I’ve never been convinced that Trafalgar Square’s fourth plinth public sculpture project, in London, is a marvellous thing for art – it is a completely outdated way of displaying sculpture that modern art specifically and, I thought, finally rejected a long time ago.
When the Italian shit-canning artist Piero Manzoni created his 1961 work Base Magica, consisting of just an empty plinth with two footprints on it, he was making a joke that was already old. The idea that statues need a “magic base” to set them apart from real life is a pre-modern convention that 20th-century artists gleefully subverted. Marcel Duchamp’s 1913 piece Bicycle Wheel mounts a bike wheel on a kitchen stool: it clearly demands to be displayed on the floor, part of real life and not separated from it.
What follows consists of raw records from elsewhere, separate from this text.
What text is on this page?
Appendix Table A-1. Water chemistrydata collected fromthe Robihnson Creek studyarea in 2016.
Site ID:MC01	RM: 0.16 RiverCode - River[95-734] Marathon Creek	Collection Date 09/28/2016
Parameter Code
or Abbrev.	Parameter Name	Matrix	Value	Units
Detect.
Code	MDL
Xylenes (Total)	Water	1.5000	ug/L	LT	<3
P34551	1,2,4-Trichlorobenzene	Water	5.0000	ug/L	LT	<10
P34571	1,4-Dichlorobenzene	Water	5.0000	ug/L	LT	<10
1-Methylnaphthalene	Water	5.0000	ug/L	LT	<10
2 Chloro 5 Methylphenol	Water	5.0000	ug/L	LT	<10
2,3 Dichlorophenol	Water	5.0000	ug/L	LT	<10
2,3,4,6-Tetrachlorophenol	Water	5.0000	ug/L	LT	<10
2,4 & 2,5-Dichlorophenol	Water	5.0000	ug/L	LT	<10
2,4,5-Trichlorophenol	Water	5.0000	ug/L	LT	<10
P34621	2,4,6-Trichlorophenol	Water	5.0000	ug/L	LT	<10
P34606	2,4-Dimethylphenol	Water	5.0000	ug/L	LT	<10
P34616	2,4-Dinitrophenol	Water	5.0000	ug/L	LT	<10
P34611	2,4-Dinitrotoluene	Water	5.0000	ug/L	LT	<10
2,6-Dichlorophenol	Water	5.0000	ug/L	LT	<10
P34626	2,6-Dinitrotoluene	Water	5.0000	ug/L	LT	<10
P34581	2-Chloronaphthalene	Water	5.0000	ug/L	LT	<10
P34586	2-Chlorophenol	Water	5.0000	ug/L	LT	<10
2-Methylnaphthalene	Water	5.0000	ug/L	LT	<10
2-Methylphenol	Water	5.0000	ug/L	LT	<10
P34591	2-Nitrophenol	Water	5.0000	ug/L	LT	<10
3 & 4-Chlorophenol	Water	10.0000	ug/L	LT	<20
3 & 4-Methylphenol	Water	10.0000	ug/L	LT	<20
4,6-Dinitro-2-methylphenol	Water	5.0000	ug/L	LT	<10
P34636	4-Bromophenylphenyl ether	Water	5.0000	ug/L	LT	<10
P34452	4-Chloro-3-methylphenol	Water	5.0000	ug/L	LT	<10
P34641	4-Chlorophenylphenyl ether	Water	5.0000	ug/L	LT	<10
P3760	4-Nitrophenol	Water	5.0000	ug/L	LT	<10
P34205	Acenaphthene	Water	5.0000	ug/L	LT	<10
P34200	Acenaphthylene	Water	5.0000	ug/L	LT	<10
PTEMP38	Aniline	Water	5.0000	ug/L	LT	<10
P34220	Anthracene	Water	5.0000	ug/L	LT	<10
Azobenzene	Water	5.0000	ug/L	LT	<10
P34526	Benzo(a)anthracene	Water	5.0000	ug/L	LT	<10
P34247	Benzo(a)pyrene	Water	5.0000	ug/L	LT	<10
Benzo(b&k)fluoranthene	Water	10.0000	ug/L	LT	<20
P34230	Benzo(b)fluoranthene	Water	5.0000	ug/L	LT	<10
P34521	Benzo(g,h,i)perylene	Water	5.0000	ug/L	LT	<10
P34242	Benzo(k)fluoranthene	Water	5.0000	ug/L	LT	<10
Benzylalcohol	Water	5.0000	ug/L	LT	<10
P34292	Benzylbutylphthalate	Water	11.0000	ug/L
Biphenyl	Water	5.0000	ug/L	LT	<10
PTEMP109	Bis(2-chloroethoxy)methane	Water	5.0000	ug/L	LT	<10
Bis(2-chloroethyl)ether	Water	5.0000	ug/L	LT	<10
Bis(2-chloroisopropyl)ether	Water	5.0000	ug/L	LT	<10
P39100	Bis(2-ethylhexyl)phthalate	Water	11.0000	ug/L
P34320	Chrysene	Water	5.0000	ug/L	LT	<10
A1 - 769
Setting the whole ensemble on a plinth would be silly. Putting Carl Andre’s horizontal array of bricks Equivalent VIII or anything by Richard Serra on a plinth would be equally ludicrous, not to mention physically impossible.
It’s no coincidence that Rachel Whiteread, the best and most serious modern artist who has ever made a work for the fourth plinth, created one of its least effective sculptures. Whiteread’s transparent cast of the plinth itself was an awkward compromise between the new and the old that quickly lost its ghostly quality when pigeons perched on it. If it brings out bad work from good artists – while giving the maximum acclaim to the artistically old-fashioned statue that was Marc Quinn’s portrait of Alison Lapper – is the fourth plinth really such an effective way popularise avant-garde art?
The fourth plinth does not challenge artists to create new ideas of what art is, but instead asks them to adapt to a traditional style of display. Why? No wonder so many commissions, such as Katharina Fritsch’s big blue cock, have been banal and pointless (once you’ve said “cock” the joke is made).
The relentlessness of this series of commissions, its boundless appetite for fitting the square cube that is modern art into Trafalgar Square’s round hole, is changing art. It is making sculpture’s history go backwards. Young artists appear to be getting more plinthy in the way they think; their imaginations are increasingly well suited to a setting that was created for an equestrian statue in 1841.
I like the two latest commissions, a homage to destroyed art by Michael Rakowitz and an apocalyptic dessert by Heather Phillipson. The first is an ancient Assyrian mythical beast built from date syrup cans. It represents an ancient masterpiece in the Mosul museum that was smashed by Islamic State, while the cans symbolise a local industry wrecked by the Iraq war. This sculpture deals with the current crisis in the region and its causes. Admirably, it mourns destroyed art but doesn’t pretend we can replace it with an exact simulacrum.
Phillipson’s The End is a tottering still life representing the doom of civilisation; a giant swirl of cream is topped by a cherry, an insect and a drone. As in the still-life paintings in the National Gallery next door, we see corruption about to rot loveliness, except the drone is more sinister than the fly and the creamy dessert is sickly and decadent.
These works have valid points to make and do so pithily. That’s a good, sensible use of the plinth. Yet they don’t exactly push the avant garde forward. There are no piles of bricks here. A hundred years after Marcel Duchamp exhibited a urinal as art, where is sculpture going?
Well, backwards. The Victorians, once they got used to the idea of food cans as an artistic material and someone explained what a drone is, would have had no real difficulty with these sculptures. They are representational art whose content is more important than their form. Very moral, very 19th-century.
Forty years of this, and art will be back in the stone age. The ultimate plinth art will be an equestrian statue of a monarch, and we will be so beaten down by then that we will hail it as a modernist masterpiece.